Until recently, information about human breast mammary stem cells has been limited. X-inactivation analyses [91, 92] suggested that entire lobules (large ducts and TDLUs) are monoclonal in origin, i.e., are derived from a single stem cell, although the "patch size" was not certain. As a consequence, any lesion arising in a TDLU would appear monoclonal, regardless of whether it arose from a stem cell or a differentiated cell. Human breast cells obtained from reduction mammoplasties have been cultured after separating luminal (CK 18/19 [+]) from myoepithelial (SMA [+]) cells. The luminal cells could produce myoepithelial cells, but not vice versa [93]. Recently, a subpopulation of luminal cells was identified that could generate themselves, myoepithelial cells and TDLU-like structures [94]. These results suggest that precursor cells exist in the luminal compartment. Other studies have defined putative mammary stem cells using other markers: as CK5+ and CK 8/18- [95], as CK19+ [94, 96] , as p21+ [97] or as a "side population" of cells able to efflux Hoechst 33342 dye [98]. A current model is that quiescent stem cells (however they are defined) are scattered throughout the normal lobular breast epithelium [97]. The relation of these stem cells to the genetically aberrant clones detected in some TDLU [81] is unknown.

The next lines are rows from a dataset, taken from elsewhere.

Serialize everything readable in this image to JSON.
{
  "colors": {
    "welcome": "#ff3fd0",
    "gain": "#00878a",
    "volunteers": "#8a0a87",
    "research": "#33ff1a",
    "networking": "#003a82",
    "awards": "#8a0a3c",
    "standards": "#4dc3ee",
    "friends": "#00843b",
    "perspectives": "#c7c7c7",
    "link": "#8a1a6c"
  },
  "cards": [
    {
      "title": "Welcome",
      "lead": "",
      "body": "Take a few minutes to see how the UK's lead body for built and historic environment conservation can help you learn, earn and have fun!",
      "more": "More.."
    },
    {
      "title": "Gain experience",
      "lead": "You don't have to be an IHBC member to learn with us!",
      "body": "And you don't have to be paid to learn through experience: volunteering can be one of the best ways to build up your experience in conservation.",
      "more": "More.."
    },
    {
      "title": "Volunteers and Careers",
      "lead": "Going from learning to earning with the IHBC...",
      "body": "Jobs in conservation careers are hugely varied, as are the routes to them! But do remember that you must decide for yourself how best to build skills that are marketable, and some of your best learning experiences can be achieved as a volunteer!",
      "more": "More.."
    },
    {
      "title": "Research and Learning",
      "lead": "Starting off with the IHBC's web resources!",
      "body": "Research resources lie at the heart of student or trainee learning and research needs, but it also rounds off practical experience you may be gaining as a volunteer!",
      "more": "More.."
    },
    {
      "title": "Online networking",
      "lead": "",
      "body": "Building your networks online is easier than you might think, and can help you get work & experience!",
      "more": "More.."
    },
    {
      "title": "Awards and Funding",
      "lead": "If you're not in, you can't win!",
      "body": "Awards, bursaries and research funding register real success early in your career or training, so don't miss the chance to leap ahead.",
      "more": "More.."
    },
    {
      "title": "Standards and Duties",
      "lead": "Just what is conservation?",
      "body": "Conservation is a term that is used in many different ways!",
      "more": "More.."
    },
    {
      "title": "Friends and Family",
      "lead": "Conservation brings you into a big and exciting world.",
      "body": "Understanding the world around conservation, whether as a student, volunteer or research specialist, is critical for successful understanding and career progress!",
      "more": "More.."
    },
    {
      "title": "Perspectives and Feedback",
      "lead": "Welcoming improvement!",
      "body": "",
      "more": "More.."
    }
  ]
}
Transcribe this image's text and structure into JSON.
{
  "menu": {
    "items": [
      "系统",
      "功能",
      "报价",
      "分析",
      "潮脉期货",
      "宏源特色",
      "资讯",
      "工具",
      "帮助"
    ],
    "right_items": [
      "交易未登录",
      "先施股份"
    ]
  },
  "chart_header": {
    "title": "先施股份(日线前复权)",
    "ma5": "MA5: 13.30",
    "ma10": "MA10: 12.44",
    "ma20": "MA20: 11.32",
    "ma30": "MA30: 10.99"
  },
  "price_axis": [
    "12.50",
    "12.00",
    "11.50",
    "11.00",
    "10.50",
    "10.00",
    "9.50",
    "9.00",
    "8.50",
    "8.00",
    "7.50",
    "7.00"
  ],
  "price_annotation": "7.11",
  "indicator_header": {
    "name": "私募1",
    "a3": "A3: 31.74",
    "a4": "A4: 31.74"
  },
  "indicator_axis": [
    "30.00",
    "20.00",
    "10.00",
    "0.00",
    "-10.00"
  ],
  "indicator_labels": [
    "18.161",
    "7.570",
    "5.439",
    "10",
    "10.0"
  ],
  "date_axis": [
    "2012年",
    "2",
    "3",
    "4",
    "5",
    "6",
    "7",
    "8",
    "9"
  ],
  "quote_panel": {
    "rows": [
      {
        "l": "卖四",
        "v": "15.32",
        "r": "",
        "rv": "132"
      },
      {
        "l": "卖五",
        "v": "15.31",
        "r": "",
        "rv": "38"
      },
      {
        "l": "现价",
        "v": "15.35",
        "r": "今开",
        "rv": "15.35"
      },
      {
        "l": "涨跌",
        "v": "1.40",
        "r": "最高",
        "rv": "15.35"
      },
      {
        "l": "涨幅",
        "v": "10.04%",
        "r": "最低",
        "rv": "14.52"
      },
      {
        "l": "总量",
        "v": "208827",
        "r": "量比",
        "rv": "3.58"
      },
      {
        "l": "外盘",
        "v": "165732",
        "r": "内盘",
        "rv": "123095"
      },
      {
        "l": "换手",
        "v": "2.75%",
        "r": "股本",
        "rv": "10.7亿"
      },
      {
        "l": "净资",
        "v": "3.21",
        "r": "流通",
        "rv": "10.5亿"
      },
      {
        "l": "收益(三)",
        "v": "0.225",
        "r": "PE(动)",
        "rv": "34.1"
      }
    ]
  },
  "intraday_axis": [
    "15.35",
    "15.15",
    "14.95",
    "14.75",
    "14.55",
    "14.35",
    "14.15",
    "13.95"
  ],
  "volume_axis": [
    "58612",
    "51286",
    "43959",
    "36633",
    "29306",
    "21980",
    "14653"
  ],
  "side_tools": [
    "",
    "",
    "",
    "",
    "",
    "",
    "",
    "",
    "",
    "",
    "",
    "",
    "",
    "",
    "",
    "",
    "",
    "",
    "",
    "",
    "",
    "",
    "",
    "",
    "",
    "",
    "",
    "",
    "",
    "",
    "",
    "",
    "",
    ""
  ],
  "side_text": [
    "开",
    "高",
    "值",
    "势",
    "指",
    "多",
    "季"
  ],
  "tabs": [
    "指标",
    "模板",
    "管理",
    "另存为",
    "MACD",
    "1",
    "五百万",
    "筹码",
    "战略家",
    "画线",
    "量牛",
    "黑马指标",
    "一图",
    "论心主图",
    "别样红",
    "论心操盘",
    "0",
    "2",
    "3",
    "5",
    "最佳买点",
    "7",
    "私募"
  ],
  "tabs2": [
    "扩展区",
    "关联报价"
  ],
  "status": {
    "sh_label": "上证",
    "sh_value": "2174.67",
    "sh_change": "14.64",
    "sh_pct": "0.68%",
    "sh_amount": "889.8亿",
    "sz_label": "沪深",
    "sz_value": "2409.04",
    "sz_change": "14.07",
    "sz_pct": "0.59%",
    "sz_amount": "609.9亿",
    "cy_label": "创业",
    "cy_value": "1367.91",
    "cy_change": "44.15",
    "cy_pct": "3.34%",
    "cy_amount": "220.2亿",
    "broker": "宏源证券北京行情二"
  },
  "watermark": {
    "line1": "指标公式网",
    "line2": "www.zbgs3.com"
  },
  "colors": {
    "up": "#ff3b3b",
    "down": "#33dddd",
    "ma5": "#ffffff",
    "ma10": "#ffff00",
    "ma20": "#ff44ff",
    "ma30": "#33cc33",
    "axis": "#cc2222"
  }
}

The relation between stem cells and carcinogenesis is potentially of great importance [99]. Normal stem cells and cancers share the capacity for self-renewal and the ability to differentiate [100]. Conceivably, mutation of the stem cell could lead to cancer. Like putative stem cells, most (though not all) breast tumors express markers of luminal, not myoepithelial cells [101, 102, 103, 104, 105] . This is compatible with early studies suggesting that most breast cancers arose from TDLUs [106]. In rats, carcinogen-induced tumorigenesis appears to target an early progenitor or stem cell [107]. A recent report describes the transcriptional profile of a candidate human mammary stem cell [108]; how this compares to cancers' profiles will be of great interest. On the other hand, human cancers are genetically, phenotypically and clinically diverse. In transgenic mice, the particular oncogenic stimulus contributes to morphologically and genetically distinct tumors that result [109]. Thus, the highly heterogeneous nature of human breast cancer could be due in part to interactions between when in development the stem cell acquires a mutation, and what is the oncogenic stimulus.

The future
The existing model of a linear or simple sequential pathway to carcinogenesis may need refinements. New information, often obtained using new techniques, regarding the roles of genetic instability, mammary progenitor cells and tumor-stroma interactions, among others, should be considered. Incorporating the diverse results will be challenging, but knowledge of the genetic abnormalities critical in the early stages of tumorigenesis in vivo is important for understanding and estimating cancer risk, for identifying premalignant lesions destined to progress, for selection of potential targets for novel chemopreventive agents, and for increased understanding of cancer etiology.